Rich churches in poor areas: what we get wrong…

When my younger son was about six, I remember arriving at Sports Day to find him struggling to tie up his trainers. I rushed straight to his aid, knelt down beside him and started to tie the laces for him.

Immediately at my side I caught sight of his teacher.

‘Mrs Oborne,’ she said. ‘Please don’t do that. William is quite capable of tying his own laces. If you give him time.’

I’ve always remembered that reprimand.

Because it taught me the difference between doing something for someone and encouraging or enabling someone to do something for themselves.

As a parent, we start off doing everything for our children. They are truly helpless. But we can't go on that way. We would be a bad parent if we did. If that were the case, our children would become a terrible burden and we would become, for them, unbearably controlling.

There comes a time, I came to see, when the right thing for me to do was to sit beside my child and allow him to struggle with his laces. To be encouraging maybe, but to allow him to learn to do this job for himself.

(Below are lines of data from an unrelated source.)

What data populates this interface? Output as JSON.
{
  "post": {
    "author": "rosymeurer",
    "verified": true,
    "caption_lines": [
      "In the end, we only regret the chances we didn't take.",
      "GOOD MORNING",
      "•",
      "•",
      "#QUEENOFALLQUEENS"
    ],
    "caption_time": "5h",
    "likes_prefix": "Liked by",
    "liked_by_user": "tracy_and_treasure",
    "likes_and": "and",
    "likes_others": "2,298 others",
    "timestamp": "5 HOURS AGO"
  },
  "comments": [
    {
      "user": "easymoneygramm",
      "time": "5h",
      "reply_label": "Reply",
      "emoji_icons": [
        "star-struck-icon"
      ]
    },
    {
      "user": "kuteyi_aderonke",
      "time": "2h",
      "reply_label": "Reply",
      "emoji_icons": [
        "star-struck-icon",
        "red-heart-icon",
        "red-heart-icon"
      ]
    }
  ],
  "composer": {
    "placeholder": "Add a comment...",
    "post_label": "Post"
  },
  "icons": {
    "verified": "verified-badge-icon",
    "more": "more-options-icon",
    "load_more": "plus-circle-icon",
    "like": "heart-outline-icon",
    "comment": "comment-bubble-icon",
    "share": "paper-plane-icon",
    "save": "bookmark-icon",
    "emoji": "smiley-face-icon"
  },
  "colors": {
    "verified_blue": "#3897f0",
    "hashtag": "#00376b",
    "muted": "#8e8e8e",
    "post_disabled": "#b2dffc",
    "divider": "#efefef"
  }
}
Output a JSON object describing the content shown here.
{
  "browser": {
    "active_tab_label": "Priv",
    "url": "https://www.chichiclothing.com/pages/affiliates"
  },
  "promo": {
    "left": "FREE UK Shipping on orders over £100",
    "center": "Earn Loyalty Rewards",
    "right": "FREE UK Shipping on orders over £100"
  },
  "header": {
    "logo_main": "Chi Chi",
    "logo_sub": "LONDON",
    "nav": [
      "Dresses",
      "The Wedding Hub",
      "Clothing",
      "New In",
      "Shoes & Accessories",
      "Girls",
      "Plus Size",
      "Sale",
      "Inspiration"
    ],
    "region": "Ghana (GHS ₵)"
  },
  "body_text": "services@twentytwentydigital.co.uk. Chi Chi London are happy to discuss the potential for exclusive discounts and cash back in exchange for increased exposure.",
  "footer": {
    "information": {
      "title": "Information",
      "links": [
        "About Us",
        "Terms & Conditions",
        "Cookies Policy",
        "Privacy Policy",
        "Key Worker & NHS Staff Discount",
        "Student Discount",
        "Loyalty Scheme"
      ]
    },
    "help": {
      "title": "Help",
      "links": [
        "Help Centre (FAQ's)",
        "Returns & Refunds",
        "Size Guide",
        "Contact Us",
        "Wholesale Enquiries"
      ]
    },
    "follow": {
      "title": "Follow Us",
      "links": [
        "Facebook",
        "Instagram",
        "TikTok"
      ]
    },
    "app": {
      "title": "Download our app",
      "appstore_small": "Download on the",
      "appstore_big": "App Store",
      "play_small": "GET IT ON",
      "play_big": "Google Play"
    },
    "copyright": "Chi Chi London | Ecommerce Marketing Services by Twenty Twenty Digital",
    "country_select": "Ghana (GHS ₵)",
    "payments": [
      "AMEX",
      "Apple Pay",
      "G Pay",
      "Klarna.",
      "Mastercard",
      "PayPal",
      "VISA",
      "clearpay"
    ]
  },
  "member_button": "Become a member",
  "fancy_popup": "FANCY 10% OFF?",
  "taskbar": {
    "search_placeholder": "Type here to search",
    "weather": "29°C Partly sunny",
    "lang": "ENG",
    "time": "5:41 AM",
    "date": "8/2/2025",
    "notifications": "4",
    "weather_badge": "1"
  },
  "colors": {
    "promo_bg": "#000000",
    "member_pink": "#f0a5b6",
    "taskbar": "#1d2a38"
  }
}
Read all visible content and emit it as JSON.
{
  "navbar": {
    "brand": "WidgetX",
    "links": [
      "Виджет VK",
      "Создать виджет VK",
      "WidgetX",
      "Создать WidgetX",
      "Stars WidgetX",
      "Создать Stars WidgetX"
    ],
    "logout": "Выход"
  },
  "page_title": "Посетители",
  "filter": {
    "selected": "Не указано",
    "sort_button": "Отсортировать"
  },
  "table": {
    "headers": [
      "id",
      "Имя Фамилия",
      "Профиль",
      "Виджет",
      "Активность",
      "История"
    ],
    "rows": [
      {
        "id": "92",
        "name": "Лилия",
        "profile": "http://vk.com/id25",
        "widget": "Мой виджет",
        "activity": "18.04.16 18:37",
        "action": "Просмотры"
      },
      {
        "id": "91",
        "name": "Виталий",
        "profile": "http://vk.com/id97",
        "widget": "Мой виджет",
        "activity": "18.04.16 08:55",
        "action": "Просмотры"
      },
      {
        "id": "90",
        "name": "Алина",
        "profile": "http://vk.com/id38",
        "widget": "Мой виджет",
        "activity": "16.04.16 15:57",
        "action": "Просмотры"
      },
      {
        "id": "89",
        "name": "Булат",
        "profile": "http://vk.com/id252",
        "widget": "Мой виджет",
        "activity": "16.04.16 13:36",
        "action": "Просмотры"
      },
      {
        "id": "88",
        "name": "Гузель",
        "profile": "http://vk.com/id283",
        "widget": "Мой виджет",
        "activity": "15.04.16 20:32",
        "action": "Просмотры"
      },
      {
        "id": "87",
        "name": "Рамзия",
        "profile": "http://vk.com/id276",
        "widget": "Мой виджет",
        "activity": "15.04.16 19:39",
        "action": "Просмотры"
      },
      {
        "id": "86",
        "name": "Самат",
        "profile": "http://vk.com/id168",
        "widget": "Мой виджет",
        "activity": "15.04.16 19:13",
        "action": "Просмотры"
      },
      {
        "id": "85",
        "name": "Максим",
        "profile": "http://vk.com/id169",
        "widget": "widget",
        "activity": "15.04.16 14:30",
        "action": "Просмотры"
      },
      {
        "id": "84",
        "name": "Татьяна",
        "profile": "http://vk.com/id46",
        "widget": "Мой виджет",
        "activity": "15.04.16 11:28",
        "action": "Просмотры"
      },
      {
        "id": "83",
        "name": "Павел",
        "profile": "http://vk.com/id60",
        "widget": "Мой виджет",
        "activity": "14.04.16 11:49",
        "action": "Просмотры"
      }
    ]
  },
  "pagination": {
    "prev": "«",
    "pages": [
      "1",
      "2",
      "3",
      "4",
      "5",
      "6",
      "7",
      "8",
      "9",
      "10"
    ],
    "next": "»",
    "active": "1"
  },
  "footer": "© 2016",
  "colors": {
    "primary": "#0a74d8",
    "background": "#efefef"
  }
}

I’ve been reflecting on this as I wonder what those of us who minister in relatively rich churches can ‘do’ to support people and families around us who might be described as poor or deprived. Sometimes some of the most affluent inner city church communities live cheek by jowl with some of the poorest people.

The usual response to this situation is that we should be doing more for our poorer neighbours.

But can we do this without inevitably making the people we want to help feel as though they are ‘a problem.’ That only we have the solutions they need – either in knowledge or money. That they must always be the ones to receive. That they must feel thereby humiliated by their lack of something and our ability to provide what they lack?

An Episcopalian lawyer, William Stringfellow, reflecting on his experiences in the 1950s and 1960s living in East Harlem, notoriously the poorest neighbourhood in New York City, says

The premise of most urban church work, it seems, is that in order for the church to minister among the poor, the church has to be rich, that is, to have specially trained personnel, huge funds and many facilities, goods to distribute, and a whole battery of social services. Just the opposite is the case. The Church must be free to be poor in order to minister among the poor. The Church must trust the Gospel enough to come among the poor with nothing to offer except the Gospel, except...the courage to reveal the Word of God as it is already mediated in the life of the poor.

In other words, I think, it is more important simply to seek to be in relationship with poorer people in our parishes. Not to think so much about what we can give them, or do for them – but what we can receive from them in a true equality of relationship.

We mean well when we identify people or situations as ‘problems.’ But this belies an arrogance that we are the haves and they are the have-nots. We then cease to be able to enjoy the particularity of a person or see that person as the principal source and activator of their own well-being.

My window cleaner has just done a great job cleaning my windows and has fulfilled his contract to do a job for me that I do not have the skills to do myself. But this is not the way to see how we relate to others in our society, where we see and presume the needs that they may have.

We may find the challenge of solving other peoples’ problems as inspiring. But they, feeling as though they are problems to be solved, will find such an approach humiliating.

Jesus told us to love our neighbour as ourselves. All our neighbours.

So let’s do that.

Not by thinking what can I do for them. But by thinking how can I have a relationship with them, a give and take relationship, in which I love them and enjoy them for simply who they are. The way God does.